Bahai News -- Idaho Statesman - Baha'i planning worship center

Baha’i planning worship center

Religious group would build in Southwest Boise

About the faith
Boise Baha'i

Emily Simnitt
The Idaho Statesman

A small but growing religious group in Boise is hoping to replace an old farmhouse in one Southwest neighborhood with its first permanent worship center.

The Baha´i community, which numbers more than 70 in Ada County and more than 100 in the Treasure Valley, plans to take a proposal to the city in October to build a 100-seat center with 26 parking spaces at 1175 S. Maple Grove Road.

The group is taking the plan first to neighbors on Wednesday.

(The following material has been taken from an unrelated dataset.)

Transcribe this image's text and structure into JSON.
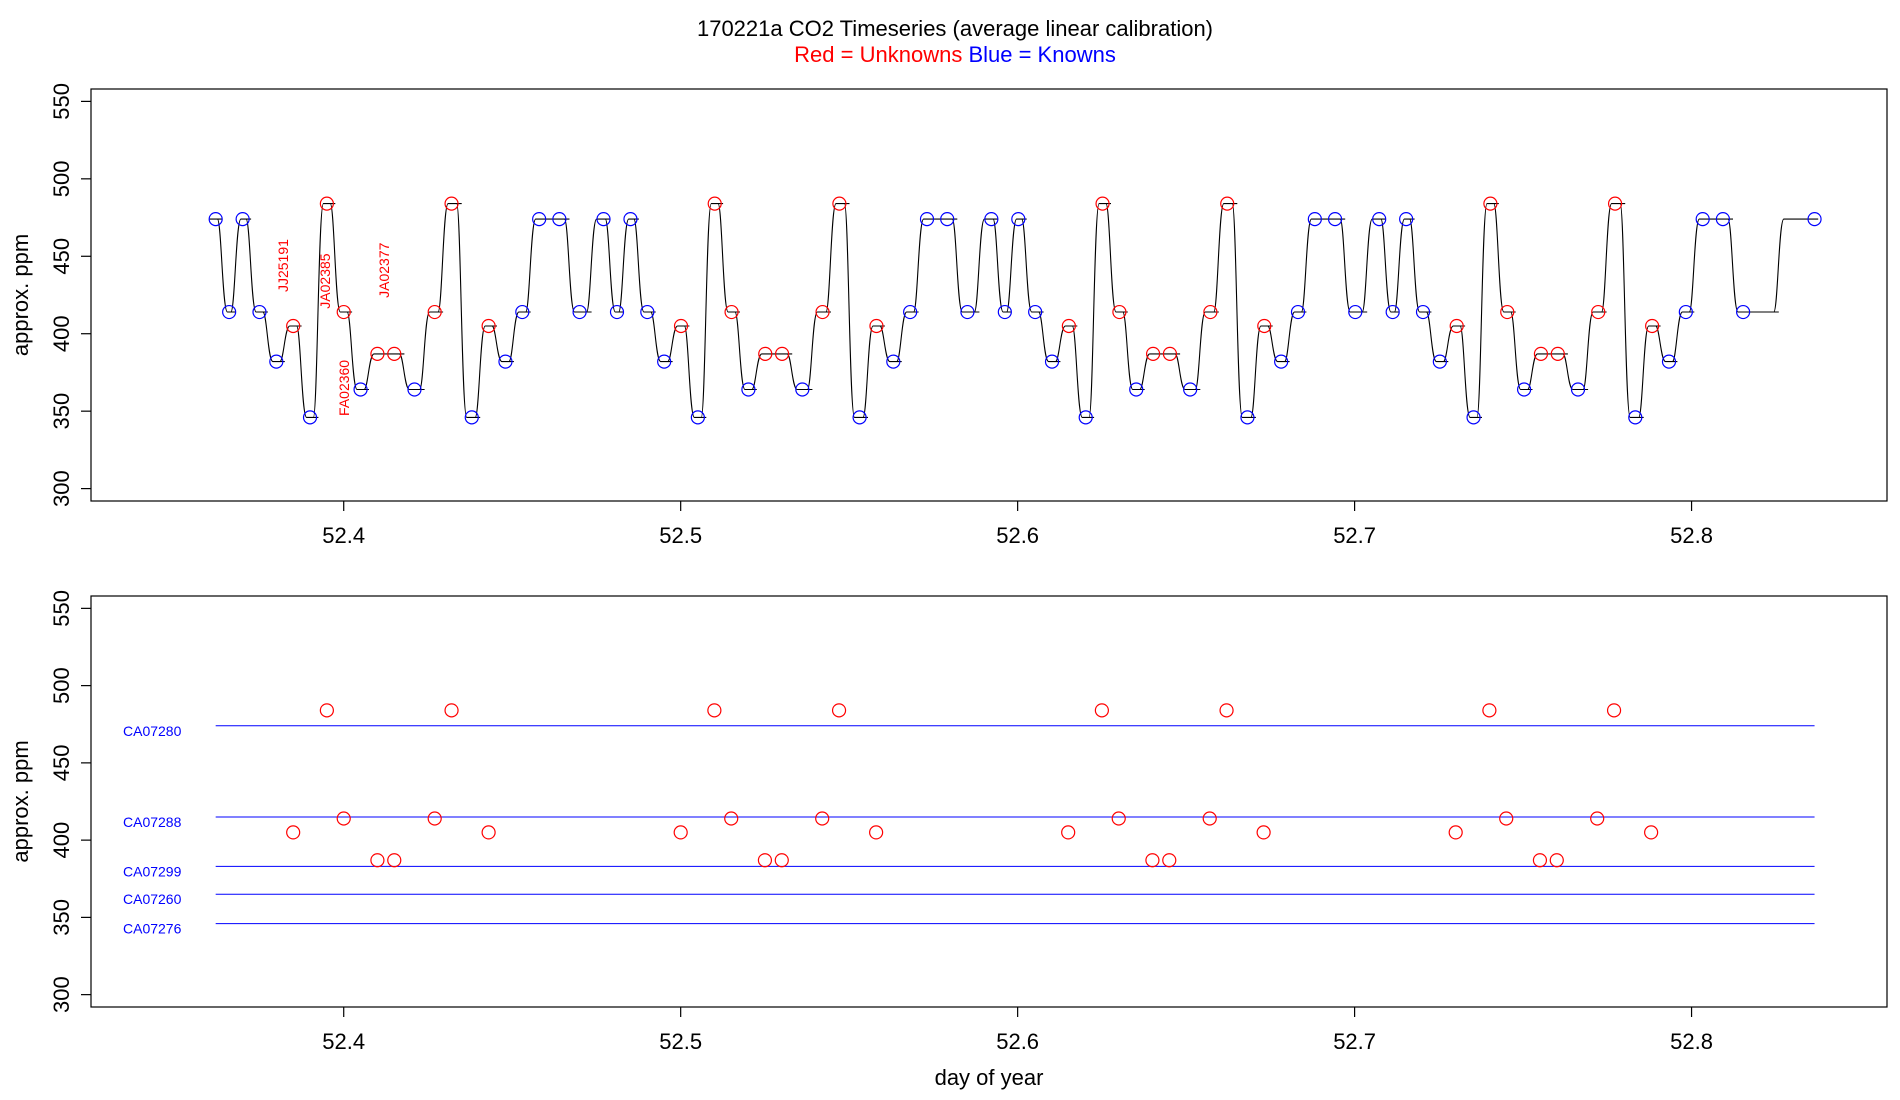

“We hope through the process to put people at ease,” said Richard Detweiler, a spokesman for and member of the group. “We look forward to working with the neighbors and being unified with the neighbors on this.”

The Baha´i faith is an independent religion in more than 200 countries that came out of Islam in Iran almost 160 years ago.

Its basic tenet is a belief in the unity of the human race and removal of cultural prejudices.

The faith has had followers in Boise since the 1930s and has slowly but steadily grown since.

Traditionally, the group has met in followers´ homes or in rented buildings.

Detweiler said the group decided it was time to build a permanent worship center and chose the site on Maple Grove for its convenience and affordability.

“We have 30 to 40 people who consistently want to come to our feasts,” Detweiler said. “That´s hard to accommodate in someone´s house.”

The proposed center would replace a nearly 100-year-old home that once was part of an 80-acre farm.

The farm was subdivided and in the ´70s a subdivision with large yards was built.

Pat Miller once lived in the house and raised her family there. She lives in a newer house behind it now.

“I hate to see it torn down,” Miller said.

“But I know things do have to move along. I just want to make sure people know what´s going to happen.”

Miller said if her neighbors don´t mind having a worship center, she won´t fight it.

Detweiler said he hopes that his group can work with neighbors to make sure everyone is satisfied with the project.

Once built, Detweiler said the group hopes the larger community will be able to use the center when the Baha´is aren´t.

The Baha´is will primarily use the center for their feasts, a spiritual and social celebration that happens every 19 days, and for Sunday classes for children.

The group also might use it for occasional study groups.

The group hopes to begin construction on the center next spring and be finished next summer.

“We´ve just gotten to the point where we need more space,” Detweiler said.